Tax Cuts: Increased Borrowing Power but Heightened Mortgage Stress
Homebuyers waiting until July to purchase their homes, when the government's stage 3 tax cuts take effect, could increase their borrowing power by tens of thousands of dollars. However, this comes with a significant risk – greater mortgage stress.
Exclusive research from Canstar, based on an annual average South Australian income of $90,241 and annual expenses of $21,840, shows that a single buyer can currently borrow up to $331,000. This enables them to buy a property worth $413,750 with a 20% deposit. With the stage 3 tax cuts in July, their borrowing capacity would increase by $15,000 to $346,000, allowing them to buy a $432,500 home, $18,750 more than currently possible.
For dual-income households with expenses of $31,670 and the equivalent of 1.5 average incomes, borrowing power will increase by $21,000 under the tax cuts. Their borrowing capacity will rise from $544,000 to $565,000, increasing their purchasing power from $680,000 to $706,250.
Dual-income households with two average incomes and annual expenses of $31,670 will see an increase of $29,000 in borrowing capacity, from $778,000 to $807,000. This means they can afford homes priced up to $1.00875 million, up $36,250 from their current limit of $972,500.
Stephen Mickenbecker, Canstar's group executive finance, acknowledged that buying a home remains a challenge for single buyers. "The average income here is $5000 below Queensland's and $6000 below Victoria's, so borrowing power is lower," he said. "It will likely mean buying a home unit in an outer area of Adelaide."
For couples on two average incomes, the situation is more favorable. "You have a workable loan size and can enter the market in the inner suburbs," he added.
However, Mickenbecker warned that borrowing up to these new limits could lead to mortgage stress. According to Canstar, any loan over $343,438 will put a single buyer in mortgage stress, defined as spending more than 29.99% of gross income on loan repayments. For a couple with 1.5 incomes, the stress threshold is $515,157, while dual-income purchasers should cap their borrowing at $686,877.
These calculations are based on an average owner-occupier variable loan with an 80% loan-to-value ratio (LVR), a 30-year term, and a 3% interest rate buffer.

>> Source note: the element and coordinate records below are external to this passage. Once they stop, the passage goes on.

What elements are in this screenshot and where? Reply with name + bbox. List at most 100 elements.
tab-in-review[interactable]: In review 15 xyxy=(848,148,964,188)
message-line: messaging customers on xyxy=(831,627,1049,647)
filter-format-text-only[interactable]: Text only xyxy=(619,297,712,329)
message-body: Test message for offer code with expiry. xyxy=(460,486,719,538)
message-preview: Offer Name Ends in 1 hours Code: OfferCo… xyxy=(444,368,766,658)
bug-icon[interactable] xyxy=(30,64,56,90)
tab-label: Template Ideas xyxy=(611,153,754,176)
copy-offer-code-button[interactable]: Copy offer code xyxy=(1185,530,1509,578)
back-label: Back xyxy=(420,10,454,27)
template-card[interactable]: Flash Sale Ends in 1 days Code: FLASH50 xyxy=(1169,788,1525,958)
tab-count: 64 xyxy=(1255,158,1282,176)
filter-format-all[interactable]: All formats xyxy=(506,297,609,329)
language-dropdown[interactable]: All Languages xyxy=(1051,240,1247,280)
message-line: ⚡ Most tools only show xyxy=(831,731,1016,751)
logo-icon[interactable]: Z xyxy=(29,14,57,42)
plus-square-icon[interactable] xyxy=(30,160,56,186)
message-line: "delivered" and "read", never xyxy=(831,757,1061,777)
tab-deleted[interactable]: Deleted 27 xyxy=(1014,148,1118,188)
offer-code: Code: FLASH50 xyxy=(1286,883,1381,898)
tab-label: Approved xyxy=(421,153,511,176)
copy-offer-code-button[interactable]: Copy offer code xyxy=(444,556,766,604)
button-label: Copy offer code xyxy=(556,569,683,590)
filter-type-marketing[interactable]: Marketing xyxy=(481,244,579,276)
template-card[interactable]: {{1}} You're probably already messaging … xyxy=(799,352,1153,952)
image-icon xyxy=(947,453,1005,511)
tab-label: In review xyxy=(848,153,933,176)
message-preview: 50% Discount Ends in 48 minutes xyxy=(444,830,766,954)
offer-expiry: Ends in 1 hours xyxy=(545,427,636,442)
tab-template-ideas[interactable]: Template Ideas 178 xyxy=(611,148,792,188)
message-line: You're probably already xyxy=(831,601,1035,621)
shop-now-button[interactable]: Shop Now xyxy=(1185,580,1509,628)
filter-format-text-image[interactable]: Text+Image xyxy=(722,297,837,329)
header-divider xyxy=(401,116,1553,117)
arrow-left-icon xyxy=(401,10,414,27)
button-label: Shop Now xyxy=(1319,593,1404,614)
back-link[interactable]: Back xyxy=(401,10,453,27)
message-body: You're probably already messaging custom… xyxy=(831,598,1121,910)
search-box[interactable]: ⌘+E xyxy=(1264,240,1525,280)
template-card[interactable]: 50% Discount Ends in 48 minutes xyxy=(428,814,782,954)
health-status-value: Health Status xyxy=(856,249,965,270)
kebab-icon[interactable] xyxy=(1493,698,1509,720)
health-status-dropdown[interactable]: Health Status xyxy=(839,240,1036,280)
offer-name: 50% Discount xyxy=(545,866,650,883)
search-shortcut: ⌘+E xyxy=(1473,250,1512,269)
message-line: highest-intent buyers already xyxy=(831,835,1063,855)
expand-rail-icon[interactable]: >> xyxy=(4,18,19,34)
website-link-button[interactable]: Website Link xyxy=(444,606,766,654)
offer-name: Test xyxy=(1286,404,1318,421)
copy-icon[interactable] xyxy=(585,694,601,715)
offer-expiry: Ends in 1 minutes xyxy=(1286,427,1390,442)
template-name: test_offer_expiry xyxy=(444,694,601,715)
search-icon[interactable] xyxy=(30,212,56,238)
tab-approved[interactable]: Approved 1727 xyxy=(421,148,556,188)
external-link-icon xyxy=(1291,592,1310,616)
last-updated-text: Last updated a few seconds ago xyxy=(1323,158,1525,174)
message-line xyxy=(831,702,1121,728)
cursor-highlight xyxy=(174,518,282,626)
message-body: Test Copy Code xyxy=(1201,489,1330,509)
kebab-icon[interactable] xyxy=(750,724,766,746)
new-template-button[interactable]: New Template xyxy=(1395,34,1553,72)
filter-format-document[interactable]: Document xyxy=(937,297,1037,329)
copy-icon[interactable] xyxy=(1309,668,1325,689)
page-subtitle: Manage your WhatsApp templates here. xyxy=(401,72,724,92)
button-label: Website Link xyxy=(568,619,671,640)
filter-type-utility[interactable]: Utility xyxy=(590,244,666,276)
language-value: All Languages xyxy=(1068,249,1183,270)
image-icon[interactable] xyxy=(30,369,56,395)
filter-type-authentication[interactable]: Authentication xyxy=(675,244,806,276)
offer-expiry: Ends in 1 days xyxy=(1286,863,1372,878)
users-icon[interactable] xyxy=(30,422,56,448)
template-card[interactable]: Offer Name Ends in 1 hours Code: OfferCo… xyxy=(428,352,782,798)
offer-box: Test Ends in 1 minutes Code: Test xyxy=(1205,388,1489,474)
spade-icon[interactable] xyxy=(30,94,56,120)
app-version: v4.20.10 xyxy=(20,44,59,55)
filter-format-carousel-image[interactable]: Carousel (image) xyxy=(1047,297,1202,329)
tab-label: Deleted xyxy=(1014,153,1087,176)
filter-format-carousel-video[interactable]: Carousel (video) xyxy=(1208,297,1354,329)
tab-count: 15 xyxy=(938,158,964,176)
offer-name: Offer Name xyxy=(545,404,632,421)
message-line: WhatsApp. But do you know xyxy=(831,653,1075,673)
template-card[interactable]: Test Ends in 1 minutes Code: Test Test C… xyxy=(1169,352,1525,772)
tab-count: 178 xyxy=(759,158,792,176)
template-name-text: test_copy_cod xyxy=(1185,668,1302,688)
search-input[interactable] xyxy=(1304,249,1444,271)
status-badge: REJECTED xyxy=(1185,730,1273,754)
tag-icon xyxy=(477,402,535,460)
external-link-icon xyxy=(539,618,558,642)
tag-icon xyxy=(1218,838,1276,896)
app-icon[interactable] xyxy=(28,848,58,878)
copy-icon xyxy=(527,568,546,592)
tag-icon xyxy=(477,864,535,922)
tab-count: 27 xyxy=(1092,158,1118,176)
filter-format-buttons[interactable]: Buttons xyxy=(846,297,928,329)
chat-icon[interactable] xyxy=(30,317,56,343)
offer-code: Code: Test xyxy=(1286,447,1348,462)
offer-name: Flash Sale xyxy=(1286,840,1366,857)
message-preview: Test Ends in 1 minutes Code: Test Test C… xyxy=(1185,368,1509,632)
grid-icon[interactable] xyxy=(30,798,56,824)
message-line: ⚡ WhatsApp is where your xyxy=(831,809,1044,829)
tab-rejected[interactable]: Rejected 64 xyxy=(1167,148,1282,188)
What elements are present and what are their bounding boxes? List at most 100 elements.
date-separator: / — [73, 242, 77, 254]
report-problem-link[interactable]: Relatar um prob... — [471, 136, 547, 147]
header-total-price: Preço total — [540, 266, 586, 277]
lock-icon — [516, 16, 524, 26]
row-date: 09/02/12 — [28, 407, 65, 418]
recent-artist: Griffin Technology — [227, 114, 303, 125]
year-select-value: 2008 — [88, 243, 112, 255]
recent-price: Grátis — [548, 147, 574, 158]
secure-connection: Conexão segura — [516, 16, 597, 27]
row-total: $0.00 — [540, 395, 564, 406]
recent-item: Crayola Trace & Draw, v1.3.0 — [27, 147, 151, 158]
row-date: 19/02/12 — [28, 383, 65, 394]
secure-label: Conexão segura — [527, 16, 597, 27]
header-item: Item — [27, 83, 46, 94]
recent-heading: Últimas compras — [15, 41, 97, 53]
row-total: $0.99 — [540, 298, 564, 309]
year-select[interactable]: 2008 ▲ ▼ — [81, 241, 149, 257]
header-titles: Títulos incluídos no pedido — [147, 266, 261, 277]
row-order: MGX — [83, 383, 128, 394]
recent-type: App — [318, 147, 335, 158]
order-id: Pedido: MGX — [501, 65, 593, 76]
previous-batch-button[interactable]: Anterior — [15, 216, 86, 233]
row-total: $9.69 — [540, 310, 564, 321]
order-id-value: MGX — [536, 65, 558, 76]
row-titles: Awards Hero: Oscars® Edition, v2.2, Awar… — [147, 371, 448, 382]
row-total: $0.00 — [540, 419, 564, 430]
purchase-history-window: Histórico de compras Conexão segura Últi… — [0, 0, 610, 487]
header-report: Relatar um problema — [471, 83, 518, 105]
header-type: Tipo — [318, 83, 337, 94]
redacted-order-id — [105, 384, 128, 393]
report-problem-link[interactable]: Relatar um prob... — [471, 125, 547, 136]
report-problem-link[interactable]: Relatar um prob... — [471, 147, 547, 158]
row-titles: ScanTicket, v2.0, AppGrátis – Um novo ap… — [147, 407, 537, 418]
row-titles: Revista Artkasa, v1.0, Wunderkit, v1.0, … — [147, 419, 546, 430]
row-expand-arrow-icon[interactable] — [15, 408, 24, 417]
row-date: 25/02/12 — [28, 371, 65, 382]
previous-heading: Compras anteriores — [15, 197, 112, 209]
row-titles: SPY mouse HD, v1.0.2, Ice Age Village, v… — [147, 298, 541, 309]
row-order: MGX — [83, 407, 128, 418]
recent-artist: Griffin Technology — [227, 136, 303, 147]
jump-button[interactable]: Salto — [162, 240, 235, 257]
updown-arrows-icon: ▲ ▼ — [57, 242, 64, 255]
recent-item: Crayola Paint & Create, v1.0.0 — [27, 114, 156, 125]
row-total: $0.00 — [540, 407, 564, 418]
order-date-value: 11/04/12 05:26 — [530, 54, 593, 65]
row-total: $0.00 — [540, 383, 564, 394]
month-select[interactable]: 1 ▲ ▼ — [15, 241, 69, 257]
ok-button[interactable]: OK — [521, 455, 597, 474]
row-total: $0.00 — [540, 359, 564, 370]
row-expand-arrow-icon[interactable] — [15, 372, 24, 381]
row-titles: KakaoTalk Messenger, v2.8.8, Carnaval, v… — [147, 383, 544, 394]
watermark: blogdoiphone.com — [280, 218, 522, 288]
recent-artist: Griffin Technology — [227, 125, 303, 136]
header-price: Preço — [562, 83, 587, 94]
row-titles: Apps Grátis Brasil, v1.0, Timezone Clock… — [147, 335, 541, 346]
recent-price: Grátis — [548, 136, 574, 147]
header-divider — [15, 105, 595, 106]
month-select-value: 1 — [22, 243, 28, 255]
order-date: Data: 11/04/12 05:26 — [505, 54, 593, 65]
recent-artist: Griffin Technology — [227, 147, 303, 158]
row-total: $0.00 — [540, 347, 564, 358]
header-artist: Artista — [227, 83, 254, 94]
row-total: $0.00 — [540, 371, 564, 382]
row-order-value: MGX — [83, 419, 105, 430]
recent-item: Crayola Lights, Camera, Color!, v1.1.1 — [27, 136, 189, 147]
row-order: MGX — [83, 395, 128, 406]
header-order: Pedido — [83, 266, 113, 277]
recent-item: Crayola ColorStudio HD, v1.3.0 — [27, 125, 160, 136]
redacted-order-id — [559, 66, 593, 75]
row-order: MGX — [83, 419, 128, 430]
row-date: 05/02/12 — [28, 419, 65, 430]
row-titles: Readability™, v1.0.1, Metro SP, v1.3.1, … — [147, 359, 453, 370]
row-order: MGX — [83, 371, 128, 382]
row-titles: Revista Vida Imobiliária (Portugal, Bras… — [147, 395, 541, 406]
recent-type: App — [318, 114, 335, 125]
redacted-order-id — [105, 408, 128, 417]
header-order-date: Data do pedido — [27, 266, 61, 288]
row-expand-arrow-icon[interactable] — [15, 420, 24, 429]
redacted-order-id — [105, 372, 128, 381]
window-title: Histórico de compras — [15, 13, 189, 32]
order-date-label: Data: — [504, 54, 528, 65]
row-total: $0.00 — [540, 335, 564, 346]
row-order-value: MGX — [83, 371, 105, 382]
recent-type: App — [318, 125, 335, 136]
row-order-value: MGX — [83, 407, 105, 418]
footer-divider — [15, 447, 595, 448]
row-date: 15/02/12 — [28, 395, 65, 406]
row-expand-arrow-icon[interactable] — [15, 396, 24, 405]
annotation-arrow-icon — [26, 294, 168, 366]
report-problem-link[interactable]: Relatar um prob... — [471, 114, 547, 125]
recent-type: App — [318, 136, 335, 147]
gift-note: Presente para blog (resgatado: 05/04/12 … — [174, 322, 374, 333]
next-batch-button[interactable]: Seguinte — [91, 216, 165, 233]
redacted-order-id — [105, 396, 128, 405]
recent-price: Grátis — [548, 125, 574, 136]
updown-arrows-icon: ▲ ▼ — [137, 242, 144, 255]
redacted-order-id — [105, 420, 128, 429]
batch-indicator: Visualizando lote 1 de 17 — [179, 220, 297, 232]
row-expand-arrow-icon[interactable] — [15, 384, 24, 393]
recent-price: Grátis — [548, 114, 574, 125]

James Packham, managing director of Harcourts Packham, noted that housing crisis discussions are a key focus ahead of the 2025 election. He encouraged hopeful buyers to seek professional advice. "Proposed housing policies are expected to shape the future dynamics of the real estate market, offering potential solutions to current challenges," he said. "Personalized solutions and expert guidance are invaluable for navigating the competitive market."
Cedar McGearey, 27, from Hectorville, is currently renting with their partner and daughter. They expressed concern about their ability to save for a deposit despite the prospect of increased borrowing power. "We're already spending more than a third of our income on rent. With the cost of living rising, saving for a deposit seems almost impossible," they said.